Ama manda, mandadır.

Bu mahkeme kararının “dahili ve harici” çeşitli yansımaları oldu..

“Altan Biraderler Co.”nun Mehmet olanı etekleri zil çalarak “Ulus Devleti Lahey’de Vurdular” deyip, “Türkiye hızla ikinci Cumhuriyete doğru ilerliyor, Birinci Cumhuriyet dediğim, Kemalizm’dir. İkinci Cumhuriyet dediğim, demokrasidir. Oraya doğru her şeye rağmen çok önemli bir hızla gidiyoruz. Ama İkinci Cumhuriyet olmasına daha var” diye devam etti..

“Birinci Cumhuriyet”, demek Altan şürekâsının yetişmesine yol açtığı için gerçekten bir yerlerde yanlış yapmıştı.

Şimdi bu Altan, Kosova’nın Sırbistan’dan ayrılma kararını onaylamasını mahkemenin, “Ulus Devleti Lahey’de Vurdular” diye yorumluyor..

Yâni Kosova’nın ayrıldığı Sırbistan “Ulus Devlet”ti, öyle mi?

Sovyetler Birliği “ulus devlet”ti, onun ayrılıklarını desteklediği Abhazya ve Güney Osetya Gürcistan “ulus devlet”inden ayrılıyorlar, öyle mi?
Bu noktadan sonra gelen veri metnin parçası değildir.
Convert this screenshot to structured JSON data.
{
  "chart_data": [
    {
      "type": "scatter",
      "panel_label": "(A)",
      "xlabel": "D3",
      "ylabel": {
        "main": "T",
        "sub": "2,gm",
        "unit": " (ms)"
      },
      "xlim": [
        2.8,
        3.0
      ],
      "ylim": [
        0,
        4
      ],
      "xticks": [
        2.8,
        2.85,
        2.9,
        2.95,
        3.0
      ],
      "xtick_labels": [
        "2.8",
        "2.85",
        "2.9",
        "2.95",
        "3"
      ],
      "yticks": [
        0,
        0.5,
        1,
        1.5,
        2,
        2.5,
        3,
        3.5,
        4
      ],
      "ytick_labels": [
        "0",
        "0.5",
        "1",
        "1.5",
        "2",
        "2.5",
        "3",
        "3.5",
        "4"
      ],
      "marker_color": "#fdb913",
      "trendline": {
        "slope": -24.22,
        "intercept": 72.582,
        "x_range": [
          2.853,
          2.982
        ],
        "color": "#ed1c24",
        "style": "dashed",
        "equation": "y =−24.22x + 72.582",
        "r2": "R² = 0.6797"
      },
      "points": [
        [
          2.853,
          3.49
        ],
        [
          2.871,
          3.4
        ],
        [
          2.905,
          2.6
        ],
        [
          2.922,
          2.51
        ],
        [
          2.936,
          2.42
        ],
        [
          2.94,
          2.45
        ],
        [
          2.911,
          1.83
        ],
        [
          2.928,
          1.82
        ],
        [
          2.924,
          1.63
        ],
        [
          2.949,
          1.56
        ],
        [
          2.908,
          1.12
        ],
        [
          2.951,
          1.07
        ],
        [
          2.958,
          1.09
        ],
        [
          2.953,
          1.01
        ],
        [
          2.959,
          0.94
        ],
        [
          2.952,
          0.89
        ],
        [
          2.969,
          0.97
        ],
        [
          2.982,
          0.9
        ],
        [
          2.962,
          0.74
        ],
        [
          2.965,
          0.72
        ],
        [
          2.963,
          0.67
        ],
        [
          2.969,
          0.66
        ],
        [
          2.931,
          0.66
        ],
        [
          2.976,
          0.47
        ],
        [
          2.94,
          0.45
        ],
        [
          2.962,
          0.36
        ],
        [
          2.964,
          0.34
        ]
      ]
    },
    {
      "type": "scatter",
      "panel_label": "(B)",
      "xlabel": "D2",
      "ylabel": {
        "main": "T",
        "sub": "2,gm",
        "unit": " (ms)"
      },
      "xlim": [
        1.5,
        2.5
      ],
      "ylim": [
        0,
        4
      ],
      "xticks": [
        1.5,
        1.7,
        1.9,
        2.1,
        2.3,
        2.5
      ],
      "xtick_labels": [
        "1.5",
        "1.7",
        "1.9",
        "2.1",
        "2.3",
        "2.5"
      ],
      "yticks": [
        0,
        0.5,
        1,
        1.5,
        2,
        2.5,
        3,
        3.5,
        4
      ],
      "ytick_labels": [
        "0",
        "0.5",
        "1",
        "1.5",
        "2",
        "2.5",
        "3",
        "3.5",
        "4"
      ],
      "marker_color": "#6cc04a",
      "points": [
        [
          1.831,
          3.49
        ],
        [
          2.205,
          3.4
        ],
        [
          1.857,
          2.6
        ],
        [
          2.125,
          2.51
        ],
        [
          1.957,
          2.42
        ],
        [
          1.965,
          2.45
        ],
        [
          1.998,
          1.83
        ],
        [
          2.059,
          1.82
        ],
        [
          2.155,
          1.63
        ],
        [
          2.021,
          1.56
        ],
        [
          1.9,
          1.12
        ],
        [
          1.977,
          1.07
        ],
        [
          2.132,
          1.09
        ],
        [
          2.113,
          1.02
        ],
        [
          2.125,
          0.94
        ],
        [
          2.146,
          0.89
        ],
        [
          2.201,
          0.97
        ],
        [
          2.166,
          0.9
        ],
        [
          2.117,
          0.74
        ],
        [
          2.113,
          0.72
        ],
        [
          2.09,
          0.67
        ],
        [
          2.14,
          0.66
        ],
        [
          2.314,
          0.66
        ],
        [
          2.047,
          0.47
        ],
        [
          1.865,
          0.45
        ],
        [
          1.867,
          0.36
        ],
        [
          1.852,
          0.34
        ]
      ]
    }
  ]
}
“Harici”lerden ise Almanya Dışişleri Bakanı Guido Westerwelle, Rum kesimini ziyareti sırasında yaptığı konuşmada “Uluslararası Adalet Divanı’nın, Kosova’nın bağımsızlık ilan etmesinin, uluslararası hukuka aykırı olmadığını içeren kararının, Kıbrıs veya başka bir ülke için geçerli olmayacağını” söyledi. Westerwelle konuşmasında, UAD kararının, “dünyadaki diğer örneklerle ilişkisi olmadığını” kaydetti.

Yok yahu?

Neden olamıyormuş “özellikle KKTC” konusunda?

Kosova’nın ABD-AB bayraklı bağımsızlık ilanını 69 ülkenin hemen tanıması; Türk bayraklı KKTC’nin ise 27 yıldır Türkiye dışında tanınmamış olması “konjonktür icabı” dır.

Demek ki Kosova için “derhal” oluş(turul)an şartlar, KKTC için “henüz”  ve bir türlü oluş(turula)mamıştır..

Lâf aramızda 1983’den bu yana da Türkiye Cumhuriyeti’nin, dost ve müttefiklerinden “tanıyın” diye ısrarlı ve planlı bir talebi olmamıştır, “görüşmelere sekte vuruyor” görüntüsü vermemek için..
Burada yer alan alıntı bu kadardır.